PS: Above run anywhere dashboard works on Splunk's _internal index, you can replace with your own.

____________________________________________
| makeresults | eval message= "Happy Splunking!!!"
0 Karma

MonkeyK
Builder

This dashboard does not work for me. I think that it treats $result.multiplier$
in $result.multiplier$ as a literal

I get
Error in 'kmeans' command. The number of clusters ($result.multiplier$) is invalid

0 Karma

niketn
Legend

@MonkeyK, let me know if it worked for you. I can convert to answer so that you can Accept to mark the question as answered.

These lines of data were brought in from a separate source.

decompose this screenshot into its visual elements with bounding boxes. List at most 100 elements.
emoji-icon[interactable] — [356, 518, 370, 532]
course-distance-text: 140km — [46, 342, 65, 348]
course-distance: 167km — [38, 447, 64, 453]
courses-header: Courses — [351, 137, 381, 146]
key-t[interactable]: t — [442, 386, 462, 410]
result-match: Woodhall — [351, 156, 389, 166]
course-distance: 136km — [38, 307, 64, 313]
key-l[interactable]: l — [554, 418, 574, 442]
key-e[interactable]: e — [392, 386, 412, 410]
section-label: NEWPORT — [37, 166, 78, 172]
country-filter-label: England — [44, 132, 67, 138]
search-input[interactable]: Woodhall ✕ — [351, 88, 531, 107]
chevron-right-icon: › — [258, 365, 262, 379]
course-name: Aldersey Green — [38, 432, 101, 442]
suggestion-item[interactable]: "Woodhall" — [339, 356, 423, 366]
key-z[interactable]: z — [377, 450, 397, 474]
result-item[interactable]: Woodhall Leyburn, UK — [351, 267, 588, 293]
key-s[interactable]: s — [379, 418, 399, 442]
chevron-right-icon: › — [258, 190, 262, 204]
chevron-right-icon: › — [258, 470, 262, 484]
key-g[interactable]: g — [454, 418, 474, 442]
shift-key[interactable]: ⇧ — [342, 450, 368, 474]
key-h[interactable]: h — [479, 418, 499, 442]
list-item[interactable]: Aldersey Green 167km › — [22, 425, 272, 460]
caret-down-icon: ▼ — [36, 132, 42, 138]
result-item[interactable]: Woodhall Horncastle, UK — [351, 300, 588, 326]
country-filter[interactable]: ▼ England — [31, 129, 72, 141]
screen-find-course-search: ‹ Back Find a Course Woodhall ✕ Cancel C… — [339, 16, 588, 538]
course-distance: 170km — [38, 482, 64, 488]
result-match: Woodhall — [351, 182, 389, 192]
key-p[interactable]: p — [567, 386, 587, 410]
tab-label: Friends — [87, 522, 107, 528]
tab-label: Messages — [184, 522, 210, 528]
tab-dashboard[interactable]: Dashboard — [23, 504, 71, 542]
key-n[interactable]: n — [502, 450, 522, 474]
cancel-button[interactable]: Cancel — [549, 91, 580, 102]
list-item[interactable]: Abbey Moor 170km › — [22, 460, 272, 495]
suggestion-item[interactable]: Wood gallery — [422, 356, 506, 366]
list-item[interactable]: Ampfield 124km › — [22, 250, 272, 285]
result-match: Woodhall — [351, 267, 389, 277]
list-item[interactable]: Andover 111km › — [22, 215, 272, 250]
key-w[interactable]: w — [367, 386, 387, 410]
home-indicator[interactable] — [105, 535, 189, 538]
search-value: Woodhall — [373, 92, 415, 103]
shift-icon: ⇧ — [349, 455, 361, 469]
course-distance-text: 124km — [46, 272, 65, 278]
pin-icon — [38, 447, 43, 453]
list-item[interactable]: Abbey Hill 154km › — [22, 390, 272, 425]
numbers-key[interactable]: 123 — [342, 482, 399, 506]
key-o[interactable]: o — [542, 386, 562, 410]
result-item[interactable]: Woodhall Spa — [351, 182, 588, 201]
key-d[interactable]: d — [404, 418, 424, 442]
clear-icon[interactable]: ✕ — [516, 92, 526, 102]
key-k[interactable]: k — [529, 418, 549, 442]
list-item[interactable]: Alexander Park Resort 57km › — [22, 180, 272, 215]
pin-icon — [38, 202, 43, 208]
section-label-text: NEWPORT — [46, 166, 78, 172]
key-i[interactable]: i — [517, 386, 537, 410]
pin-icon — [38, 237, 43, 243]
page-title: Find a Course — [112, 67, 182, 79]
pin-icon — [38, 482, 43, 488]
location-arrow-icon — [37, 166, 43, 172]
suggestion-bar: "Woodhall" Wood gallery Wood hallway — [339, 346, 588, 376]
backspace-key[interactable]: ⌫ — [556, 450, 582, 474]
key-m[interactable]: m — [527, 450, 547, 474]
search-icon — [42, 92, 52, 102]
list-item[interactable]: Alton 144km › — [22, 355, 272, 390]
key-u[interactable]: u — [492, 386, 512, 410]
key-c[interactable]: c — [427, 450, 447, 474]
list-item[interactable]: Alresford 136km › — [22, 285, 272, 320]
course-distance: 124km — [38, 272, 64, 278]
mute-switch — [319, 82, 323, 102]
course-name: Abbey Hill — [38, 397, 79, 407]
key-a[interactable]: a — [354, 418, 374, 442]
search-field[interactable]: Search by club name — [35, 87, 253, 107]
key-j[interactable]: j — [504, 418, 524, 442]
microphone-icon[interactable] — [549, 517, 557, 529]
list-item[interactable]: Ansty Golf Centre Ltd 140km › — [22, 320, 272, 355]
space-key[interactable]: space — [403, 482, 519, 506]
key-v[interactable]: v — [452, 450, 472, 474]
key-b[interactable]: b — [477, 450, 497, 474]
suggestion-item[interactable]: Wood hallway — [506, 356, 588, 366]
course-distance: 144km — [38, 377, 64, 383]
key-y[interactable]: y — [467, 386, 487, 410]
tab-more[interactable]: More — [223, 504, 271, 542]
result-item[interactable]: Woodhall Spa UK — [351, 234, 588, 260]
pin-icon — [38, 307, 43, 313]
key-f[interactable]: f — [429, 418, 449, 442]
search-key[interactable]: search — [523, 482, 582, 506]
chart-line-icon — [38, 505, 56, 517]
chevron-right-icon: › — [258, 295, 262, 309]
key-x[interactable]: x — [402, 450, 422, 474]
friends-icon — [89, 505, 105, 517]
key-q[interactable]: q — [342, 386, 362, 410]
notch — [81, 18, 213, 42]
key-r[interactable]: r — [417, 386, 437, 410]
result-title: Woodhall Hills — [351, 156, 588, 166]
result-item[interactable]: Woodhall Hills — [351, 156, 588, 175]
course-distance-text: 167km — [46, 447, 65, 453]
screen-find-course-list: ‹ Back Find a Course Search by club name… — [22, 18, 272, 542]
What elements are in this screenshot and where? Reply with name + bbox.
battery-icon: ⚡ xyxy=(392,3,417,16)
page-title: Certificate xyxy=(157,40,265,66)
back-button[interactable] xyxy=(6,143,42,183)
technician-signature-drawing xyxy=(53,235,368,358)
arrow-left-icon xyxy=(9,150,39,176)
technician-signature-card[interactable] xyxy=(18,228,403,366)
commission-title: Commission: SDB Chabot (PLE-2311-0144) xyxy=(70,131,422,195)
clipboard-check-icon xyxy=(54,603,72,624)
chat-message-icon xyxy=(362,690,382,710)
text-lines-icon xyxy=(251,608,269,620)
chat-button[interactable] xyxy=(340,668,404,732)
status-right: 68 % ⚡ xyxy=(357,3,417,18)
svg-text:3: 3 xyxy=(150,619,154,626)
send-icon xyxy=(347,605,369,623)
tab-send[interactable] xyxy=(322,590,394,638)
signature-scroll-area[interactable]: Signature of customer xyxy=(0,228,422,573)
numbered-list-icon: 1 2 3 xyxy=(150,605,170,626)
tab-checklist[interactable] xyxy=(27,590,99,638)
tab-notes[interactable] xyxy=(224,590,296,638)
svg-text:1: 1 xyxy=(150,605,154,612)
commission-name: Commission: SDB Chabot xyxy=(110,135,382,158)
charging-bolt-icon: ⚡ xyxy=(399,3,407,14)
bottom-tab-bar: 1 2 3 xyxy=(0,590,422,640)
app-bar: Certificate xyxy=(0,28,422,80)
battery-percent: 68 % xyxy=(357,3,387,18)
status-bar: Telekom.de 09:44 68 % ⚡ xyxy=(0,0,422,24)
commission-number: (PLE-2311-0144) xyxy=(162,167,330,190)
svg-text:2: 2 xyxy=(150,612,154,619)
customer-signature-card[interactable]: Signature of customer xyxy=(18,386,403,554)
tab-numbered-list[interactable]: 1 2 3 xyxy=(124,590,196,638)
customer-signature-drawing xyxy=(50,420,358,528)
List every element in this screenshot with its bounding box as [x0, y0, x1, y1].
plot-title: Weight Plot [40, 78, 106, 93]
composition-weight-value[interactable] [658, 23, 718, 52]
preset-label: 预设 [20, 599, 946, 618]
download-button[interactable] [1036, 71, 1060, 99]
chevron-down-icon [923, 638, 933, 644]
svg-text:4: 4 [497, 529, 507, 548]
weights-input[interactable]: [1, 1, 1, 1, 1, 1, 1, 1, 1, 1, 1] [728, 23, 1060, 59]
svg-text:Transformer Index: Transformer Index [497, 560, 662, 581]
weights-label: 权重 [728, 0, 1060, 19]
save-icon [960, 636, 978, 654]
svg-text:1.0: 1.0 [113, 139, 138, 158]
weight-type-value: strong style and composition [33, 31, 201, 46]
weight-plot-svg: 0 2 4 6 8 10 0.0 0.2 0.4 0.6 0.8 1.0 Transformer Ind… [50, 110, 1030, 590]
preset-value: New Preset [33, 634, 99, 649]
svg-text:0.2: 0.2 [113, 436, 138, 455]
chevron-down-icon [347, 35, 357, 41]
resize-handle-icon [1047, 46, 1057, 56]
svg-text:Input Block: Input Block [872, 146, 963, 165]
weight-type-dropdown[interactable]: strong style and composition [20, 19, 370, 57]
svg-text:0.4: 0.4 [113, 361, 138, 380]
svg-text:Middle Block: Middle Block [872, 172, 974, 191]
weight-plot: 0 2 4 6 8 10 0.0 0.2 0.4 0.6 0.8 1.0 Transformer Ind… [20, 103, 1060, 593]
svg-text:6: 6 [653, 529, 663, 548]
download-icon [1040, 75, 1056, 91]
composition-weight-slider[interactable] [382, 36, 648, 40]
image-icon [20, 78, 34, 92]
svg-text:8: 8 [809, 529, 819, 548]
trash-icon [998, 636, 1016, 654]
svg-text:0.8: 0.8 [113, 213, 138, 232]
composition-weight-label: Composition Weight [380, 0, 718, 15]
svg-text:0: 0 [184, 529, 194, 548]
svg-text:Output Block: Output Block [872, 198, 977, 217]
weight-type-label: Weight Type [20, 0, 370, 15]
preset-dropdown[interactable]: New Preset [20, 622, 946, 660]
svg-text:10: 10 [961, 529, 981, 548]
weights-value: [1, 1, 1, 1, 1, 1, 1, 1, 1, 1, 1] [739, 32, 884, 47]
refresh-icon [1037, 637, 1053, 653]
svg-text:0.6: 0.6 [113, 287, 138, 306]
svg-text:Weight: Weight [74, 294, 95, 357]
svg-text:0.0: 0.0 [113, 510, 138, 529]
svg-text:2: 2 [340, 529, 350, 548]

____________________________________________
| makeresults | eval message= "Happy Splunking!!!"
0 Karma

niketn
Legend

@MonkeyK how about

<YourBaseSearch>
| kmeans k=10 bytes_out dest_port 
____________________________________________
| makeresults | eval message= "Happy Splunking!!!"
0 Karma

MonkeyK
Builder

Niketnilay, I tied that but I only get 10 buckets total. I want to be able to work with 10 buckets per destination port.

So
port 80 (HTTP) would get 10 buckets
port 443 (HTTPS) would get 10 buckets
port 53 (DNS) would get 10 buckets

This is good to do because some apps send less data than others so anomalous for one app may be different than it is for another

I could write a separate query for each app (destination ports), but then I would have a hard time accounting for anomalous apps.